In recent weeks, a number of concerned AFSA members have reached out to us seeking clarification on alarming claims perpetuated by far right organisations on social media about the Victorian Government’s Agriculture Legislation Amendments (ALA) Bill, which is currently sitting in Parliament.
The claims made on social media assert that the Government is seeking greater control and increased surveillance powers, which will disempower small-scale farmers and home gardeners. As a farmer-led organisation that advocates for the rights of small-scale producers and individuals to have autonomy and agency over their practices of growing ethical and ecologically-sound food, we would like to assure our members that we are not concerned about these amendments.
We engaged the AFSA legal team to look into the source of these claims, and discovered that they originate with far right groups spruiking anti-mandate, anti-vaccination and libertarian ideologies that AFSA publicly condemned last year in a statement against facism in the fair food movement. The COVID-19 pandemic has brought to the surface contentious and uncomfortable debates within our community, about the kinds of freedoms, rights and responsibilities we hold as individuals and to each other. While we hope that conflicting ideas and debate do not weaken or divide our movement, AFSA also stands firmly against facism and the dissemination of untruths that lead to fear in our community.
Directly addressing fearmongering spread through this latest right wing campaign against the Andrews government, AFSA supports the substance of the ALA Bill, and shares the following FAQs from the government:
- The Victorian Parliament is considering proposed amendments in the Agriculture Legislation Amendment Bill 2022 to the Agricultural and Veterinary Chemicals (Control of Use) Act 1992 (the Act) to better protect the public, farmers, animals, the environment and trade from potential harm caused by agricultural and veterinary chemicals.
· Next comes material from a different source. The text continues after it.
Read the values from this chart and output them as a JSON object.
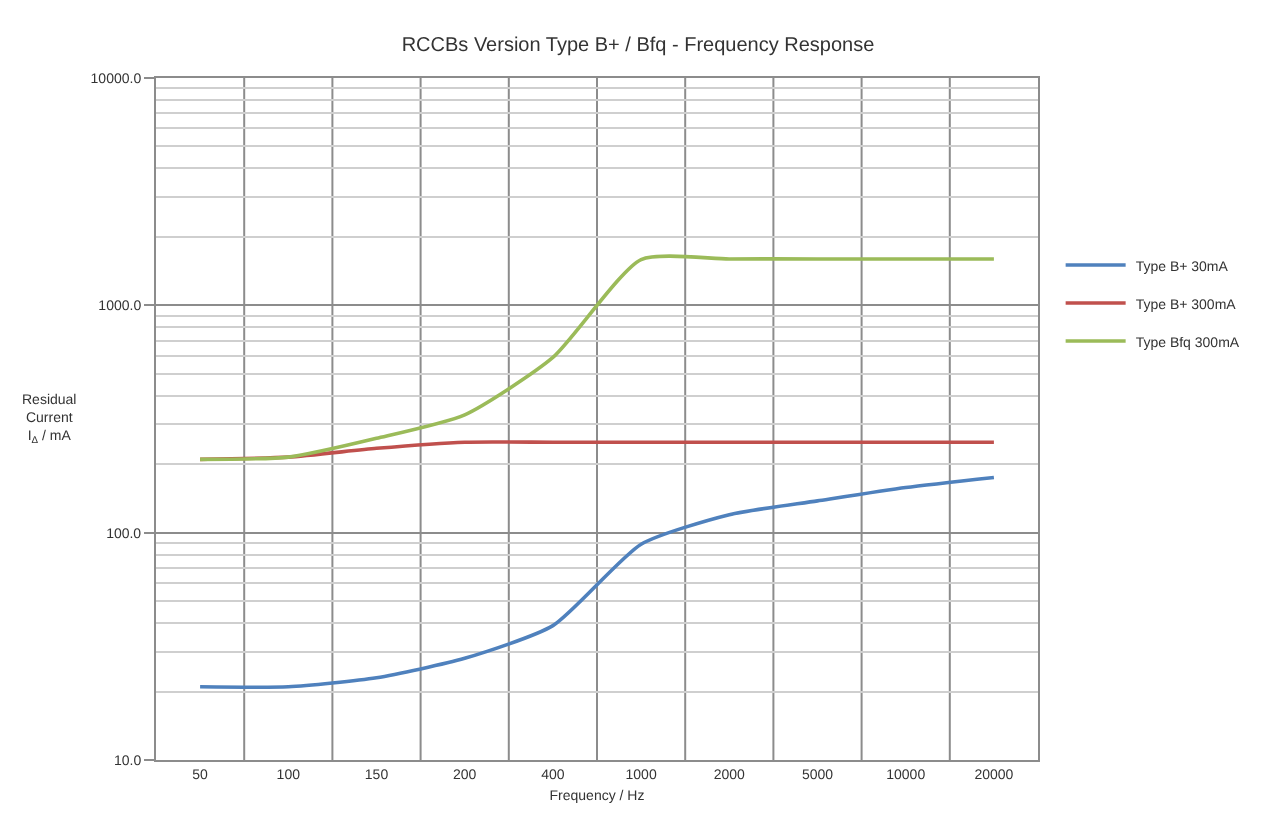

- Proposed amendments to the Agriculture Legislation Bill will not allow searching of persons without a warrant. The amendments include a requirement for an Authorised Officer to present identification and to take reasonable steps to notify the occupier before an inspection.
- Rare circumstances under which identification may not be provided by an authorised officer would be if there was a risk of evidence being destroyed. For example, if an Authorised Officer was in a paddock of bushland and collected a sample of a suspected illegal bait, notifying the occupier could allow them to remove or destroy the evidence before the Authorised Officer could get a sample analysed and return with a search warrant.
- No changes are proposed to the limited circumstances when destruction notices can be issued. Destruction notices can only be issued when the sale or use of a chemical product, fertiliser or stock food is prohibited; or the agricultural produce is- or likely to be – contaminated.
- An additional offence for ‘false and misleading conduct or information’ is proposed to deter false information being provided to an Authorised Officer. The penalty units are consistent with existing fines.
We ask that our members take time to read this response from Government and share with your communities to stop misinformation from circulating even further.
In fact, the ALA Bill signals an imminent victory for farmers in Victoria, who will be able to store meat in fridges on farm under a class 3 registration with local councils before selling directly through CSA, to butchers or at farmers’ markets. This is a battle AFSA has been fighting for the past six years alongside our allies at the Victorian Farmers’ Market Association (VFMA).
In a time of continued instability and uncertainty, we must remind ourselves of the importance of solidarity in our movement. Solidarity is the galvanising force of the growing food sovereignty movement, and one which we need to keep building momentum. Conversely, fascism and libertarianism have no place in our movement. These conversations are difficult and uncomfortable, but they are crucial in strengthening this sense of solidarity.